The recommendations signal a notable shift in the legislative approach toward stablecoins, particularly those denominated in the euro. This pivot occurs shortly after Agustín Carstens, the former general manager of the Bank for International Settlements and a longstanding critic of cryptocurrency, softened his public position regarding stablecoin utility. The report actively welcomes the development of euro-denominated stablecoins under the MiCA framework, viewing them as essential instruments to support the bloc's payment sector. Proponents argue that these assets can complement tokenized commercial bank deposits and wholesale central bank digital currencies while facilitating faster and more cost-effective cross-border transactions. Broader adoption is expected to strengthen the competitiveness of EU financial markets and reinforce the international standing of the euro.
This strategic alignment reflects a broader evolution in the committee's vision for Europe's digital money ecosystem, moving away from the restrictive measures proposed during previous banking crises. In 2023, Van Overtveldt had advocated for tighter restrictions on cryptocurrencies following the collapse of Silicon Valley Bank, Signature Bank, and Silvergate Bank. That crisis was inextricably linked to stablecoin stability, as Circle, the issuer of USDC, held approximately $3.3 billion in reserves at Silicon Valley Bank, leading to a temporary loss of the dollar peg. The current report reframes this narrative, suggesting that regulated euro-denominated stablecoins can mitigate such risks while enhancing systemic resilience. On Tuesday, the committee further backed legislation for a digital euro, asserting that public and private forms of digital money should coexist rather than compete within the financial landscape.

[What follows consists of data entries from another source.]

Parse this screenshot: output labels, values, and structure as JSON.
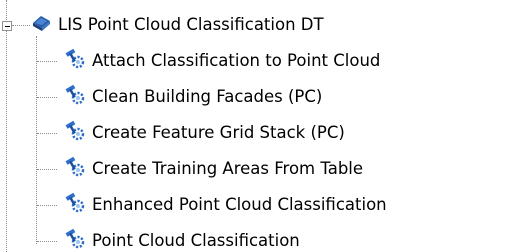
{
  "tree": {
    "root": {
      "label": "LIS Point Cloud Classification DT",
      "icon": "toolbox-icon",
      "expanded": true
    },
    "items": [
      {
        "label": "Attach Classification to Point Cloud",
        "icon": "tool-hammer-icon"
      },
      {
        "label": "Clean Building Facades (PC)",
        "icon": "tool-hammer-icon"
      },
      {
        "label": "Create Feature Grid Stack (PC)",
        "icon": "tool-hammer-icon"
      },
      {
        "label": "Create Training Areas From Table",
        "icon": "tool-hammer-icon"
      },
      {
        "label": "Enhanced Point Cloud Classification",
        "icon": "tool-hammer-icon"
      },
      {
        "label": "Point Cloud Classification",
        "icon": "tool-hammer-icon"
      }
    ]
  },
  "colors": {
    "toolbox_blue": "#2b5ea8",
    "tool_blue": "#2f6fc9",
    "tool_light": "#9cc4f0",
    "connector": "#8c8c8c"
  }
}
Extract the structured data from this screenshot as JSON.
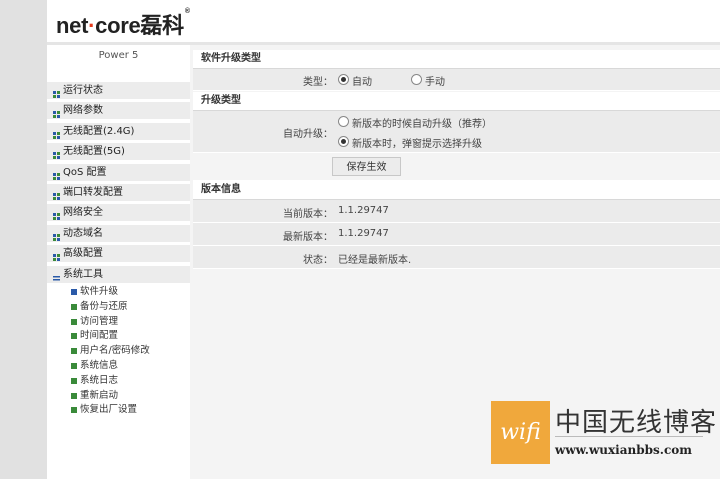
{
  "brand": {
    "logo_prefix": "net",
    "logo_dot": "·",
    "logo_suffix": "core",
    "logo_cn": "磊科",
    "reg": "®"
  },
  "model": "Power 5",
  "menu": [
    {
      "label": "运行状态",
      "active": false
    },
    {
      "label": "网络参数",
      "active": false
    },
    {
      "label": "无线配置(2.4G)",
      "active": false
    },
    {
      "label": "无线配置(5G)",
      "active": false
    },
    {
      "label": "QoS 配置",
      "active": false
    },
    {
      "label": "端口转发配置",
      "active": false
    },
    {
      "label": "网络安全",
      "active": false
    },
    {
      "label": "动态域名",
      "active": false
    },
    {
      "label": "高级配置",
      "active": false
    },
    {
      "label": "系统工具",
      "active": true
    }
  ],
  "submenu": [
    {
      "label": "软件升级",
      "active": true
    },
    {
      "label": "备份与还原",
      "active": false
    },
    {
      "label": "访问管理",
      "active": false
    },
    {
      "label": "时间配置",
      "active": false
    },
    {
      "label": "用户名/密码修改",
      "active": false
    },
    {
      "label": "系统信息",
      "active": false
    },
    {
      "label": "系统日志",
      "active": false
    },
    {
      "label": "重新启动",
      "active": false
    },
    {
      "label": "恢复出厂设置",
      "active": false
    }
  ],
  "upgrade_type_section": {
    "title": "软件升级类型",
    "type_label": "类型：",
    "auto_label": "自动",
    "manual_label": "手动",
    "selected": "auto"
  },
  "upgrade_mode_section": {
    "title": "升级类型",
    "auto_upgrade_label": "自动升级：",
    "option_auto": "新版本的时候自动升级（推荐）",
    "option_prompt": "新版本时，弹窗提示选择升级",
    "selected": "prompt",
    "save_label": "保存生效"
  },
  "version_section": {
    "title": "版本信息",
    "current_label": "当前版本：",
    "current_value": "1.1.29747",
    "latest_label": "最新版本：",
    "latest_value": "1.1.29747",
    "status_label": "状态：",
    "status_value": "已经是最新版本."
  },
  "watermark": {
    "box_text": "wifi",
    "title": "中国无线博客",
    "url": "www.wuxianbbs.com"
  },
  "colors": {
    "menu_icon": "#3a8a3a",
    "icon_alt": "#2a5aa8",
    "active_sub_icon": "#2a5aa8",
    "accent_orange": "#f0a83c"
  }
}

The final version of the report underwent months of negotiations and amendments by ECON members following Van Overtveldt's initial draft presentation in February. The earlier iteration focused heavily on the existing MiCA framework, specifically addressing stablecoin classifications and ensuring legal certainty for multi-issued stablecoins. The committee-approved text now emphasizes the consistent application of MiCA across all member states to preserve a level playing field for crypto firms. It explicitly warns national governments against introducing requirements that exceed MiCA standards, as such fragmentation could severely damage the bloc's digital asset industry. This push for harmonization is critical as the regulatory landscape matures and market participants seek clarity on compliance obligations.

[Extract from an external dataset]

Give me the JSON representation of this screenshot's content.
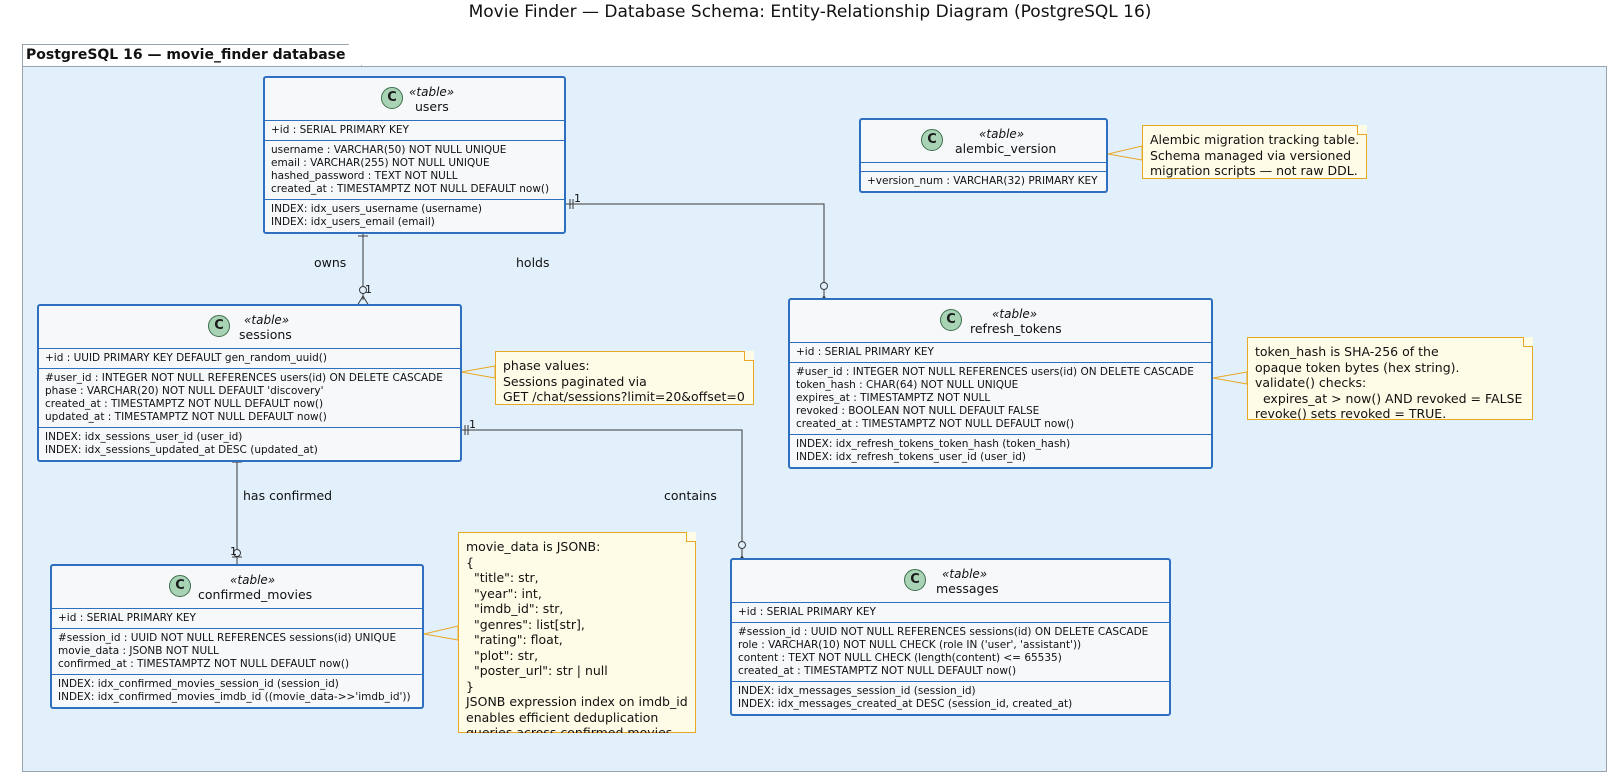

The European Commission is currently engaged in a comprehensive review of MiCA, having launched a public consultation in May to gather feedback on potential expansions. This inquiry seeks to determine whether the regulatory framework should be extended to cover decentralized finance, staking, lending, non-fungible tokens, and tokenized financial assets. The consultation also aims to reopen the debate regarding the regulation's current ban on interest-bearing stablecoins, a contentious issue for market participants.
Woofun AI data shows that these regulatory discussions are taking place against a backdrop of impending deadlines, as MiCA's transitional period concludes on July 1. Following this date, crypto asset service providers must generally hold authorization under the regulation to continue operating legally across the European Union. The convergence of these legislative actions suggests a decisive move toward a more integrated and regulated digital asset environment in Europe.